Sind Ausreden Lügen?
Pia, sie geht noch in die Schule wie ihr Bruder, hat ausgemacht, mit einer Freundin auf Urlaub zu fahren. Aber sie ist so verliebt in einen Schulkollegen und der geht bald mit seinen Eltern ins Ausland. Die drei Wochen mit ihrer Freundin würden also die letzten Wochen gemeinsam mit ihrem geliebten Schulkollegen dramatisch verkürzen. Was tu?: Eine Ausrede erfinden und die Freundin also anlügen?
Aus diesem Konflikt entsteht eine Diskussion über die Lüge. Vorbei an den katholischen Instanzen und ihren Philosophen zieht das Buch, kurzweilig tauchen Platon (Die Wahrheit geht allen Gütern voran) und Augustinus auf (Es gibt keine Lüge, die nicht das Gegenteil der Wahrheit wäre), um schnurstracks bei Thomas von Aquin und Kant zu landen. Endstation ist die wirklich knifflige Frage: Ist lügen erlaubt?
Philosophischer Diskurs
Der in der Philosophie entscheidende Diskurs zwischen dem Franzosen Benjamin Constant und Emmanuel Kant wird am Beispiel eines Skinheads, der einen Ausländer verfolgt, aufgerollt. Wie reagiere ich auf der Straße? Muss ich dem Radikalen die Wahrheit sagen auf die Frage: Wo ist der Ausländer hingerannt?
Kant verläuft sich in der Argumentation völlig stur: Wahrhaftigkeit ist eine Pflicht.
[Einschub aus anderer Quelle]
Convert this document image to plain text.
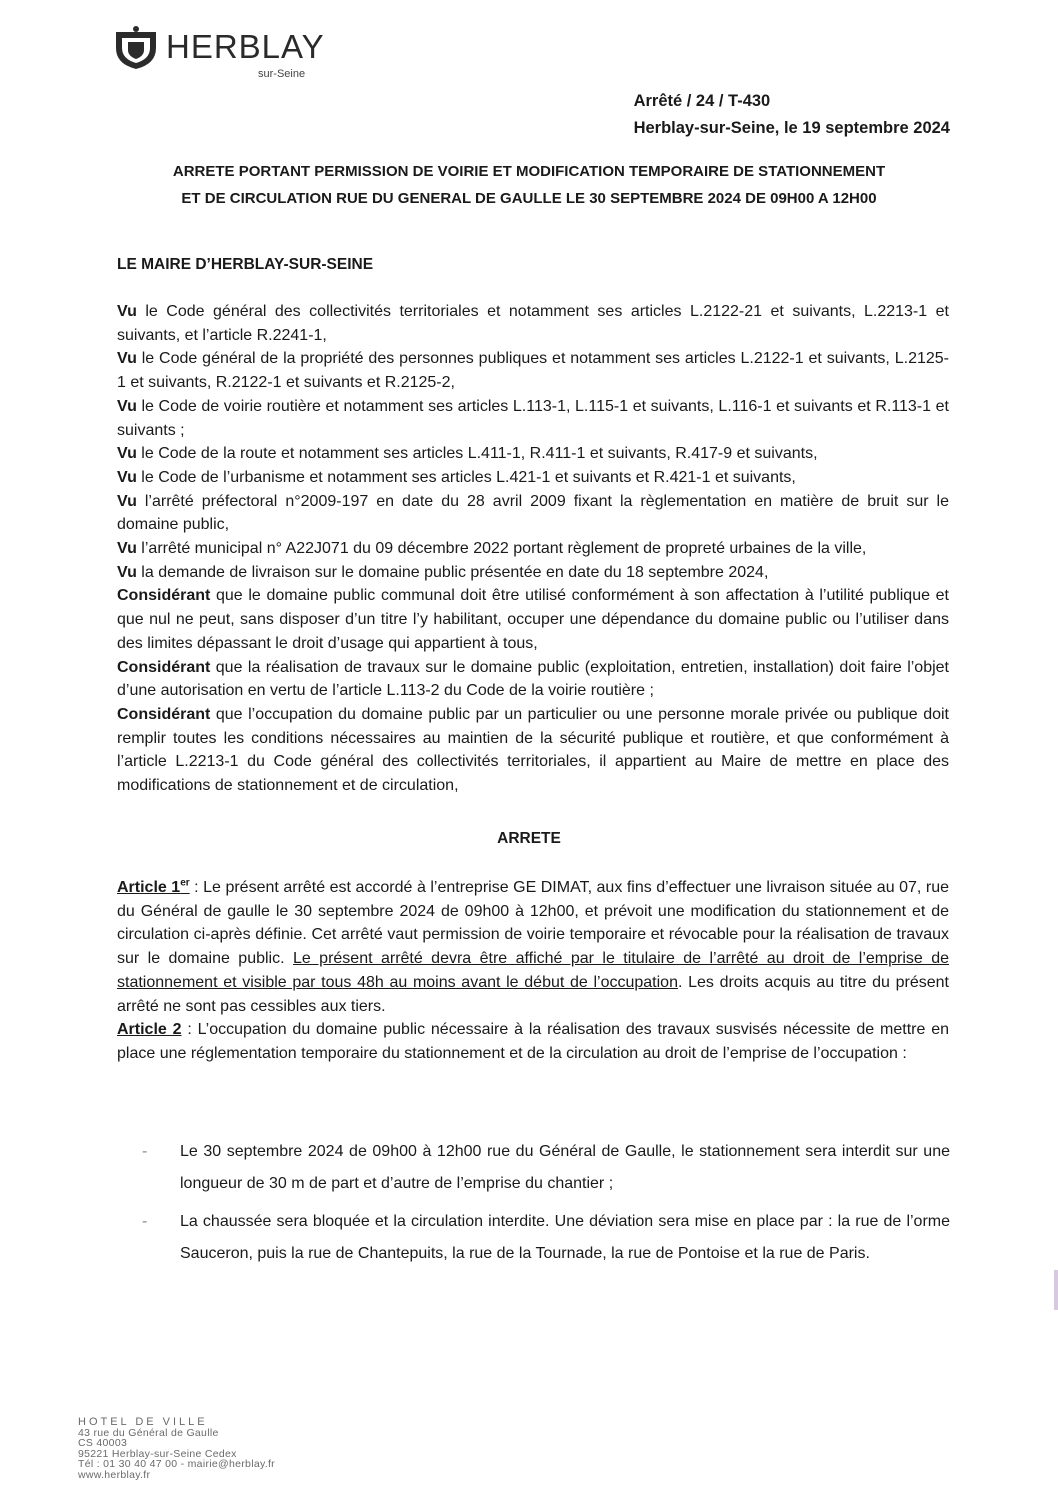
HERBLAY
sur-Seine
Arrêté / 24 / T-430
Herblay-sur-Seine, le 19 septembre 2024
ARRETE PORTANT PERMISSION DE VOIRIE ET MODIFICATION TEMPORAIRE DE STATIONNEMENT
ET DE CIRCULATION RUE DU GENERAL DE GAULLE LE 30 SEPTEMBRE 2024 DE 09H00 A 12H00
LE MAIRE D’HERBLAY-SUR-SEINE

Vu le Code général des collectivités territoriales et notamment ses articles L.2122-21 et suivants, L.2213-1 et suivants, et l’article R.2241-1,

Vu le Code général de la propriété des personnes publiques et notamment ses articles L.2122-1 et suivants, L.2125-1 et suivants, R.2122-1 et suivants et R.2125-2,

Vu le Code de voirie routière et notamment ses articles L.113-1, L.115-1 et suivants, L.116-1 et suivants et R.113-1 et suivants ;

Vu le Code de la route et notamment ses articles L.411-1, R.411-1 et suivants, R.417-9 et suivants,

Vu le Code de l’urbanisme et notamment ses articles L.421-1 et suivants et R.421-1 et suivants,

Vu l’arrêté préfectoral n°2009-197 en date du 28 avril 2009 fixant la règlementation en matière de bruit sur le domaine public,

Vu l’arrêté municipal n° A22J071 du 09 décembre 2022 portant règlement de propreté urbaines de la ville,

Vu la demande de livraison sur le domaine public présentée en date du 18 septembre 2024,

Considérant que le domaine public communal doit être utilisé conformément à son affectation à l’utilité publique et que nul ne peut, sans disposer d’un titre l’y habilitant, occuper une dépendance du domaine public ou l’utiliser dans des limites dépassant le droit d’usage qui appartient à tous,

Considérant que la réalisation de travaux sur le domaine public (exploitation, entretien, installation) doit faire l’objet d’une autorisation en vertu de l’article L.113-2 du Code de la voirie routière ;

Considérant que l’occupation du domaine public par un particulier ou une personne morale privée ou publique doit remplir toutes les conditions nécessaires au maintien de la sécurité publique et routière, et que conformément à l’article L.2213-1 du Code général des collectivités territoriales, il appartient au Maire de mettre en place des modifications de stationnement et de circulation,

ARRETE

Article 1er : Le présent arrêté est accordé à l’entreprise GE DIMAT, aux fins d’effectuer une livraison située au 07, rue du Général de gaulle le 30 septembre 2024 de 09h00 à 12h00, et prévoit une modification du stationnement et de circulation ci-après définie. Cet arrêté vaut permission de voirie temporaire et révocable pour la réalisation de travaux sur le domaine public. Le présent arrêté devra être affiché par le titulaire de l’arrêté au droit de l’emprise de stationnement et visible par tous 48h au moins avant le début de l’occupation. Les droits acquis au titre du présent arrêté ne sont pas cessibles aux tiers.

Article 2 : L’occupation du domaine public nécessaire à la réalisation des travaux susvisés nécessite de mettre en place une réglementation temporaire du stationnement et de la circulation au droit de l’emprise de l’occupation :

- Le 30 septembre 2024 de 09h00 à 12h00 rue du Général de Gaulle, le stationnement sera interdit sur une longueur de 30 m de part et d’autre de l’emprise du chantier ;
- La chaussée sera bloquée et la circulation interdite. Une déviation sera mise en place par : la rue de l’orme Sauceron, puis la rue de Chantepuits, la rue de la Tournade, la rue de Pontoise et la rue de Paris.
HOTEL DE VILLE
43 rue du Général de Gaulle
CS 40003
95221 Herblay-sur-Seine Cedex
Tél : 01 30 40 47 00 - mairie@herblay.fr
www.herblay.fr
Constant erwidert: Kein Mensch hat ein Recht auf eine Wahrheit, die anderen schadet.
Moral und Ethik
Im folgenden Kapitel diskutieren, oder besser, plaudern Ferdinand und der gescheite Onkel über Moral und ihre Wissenschaft, die Ethik. Manchmal werden die Figuren ein wenig unglaubwürdig, wenn Ferdinand bei der Frage "Will uns Moral die Freude am Leben vermiesen?" sagt: Ich glaube, ich bin weniger Aristoteliker als Hedonist. Das würde ein vielleicht 16-Jähriger heute wohl kaum sagen und klingt nach 70er-Jahre-Elite-Gymnasium.
Von der Lüge geht es geradewegs weiter zur Höflichkeit und beim folgenden Thema Liebe redet der Autor nicht lange herum und stellt die Frage: Ist ein Seitensprung etwas Unmoralisches? Pia spielt diese Frage am Beispiel ihres Freundes mit dem philosophier-freudigen Onkel durch.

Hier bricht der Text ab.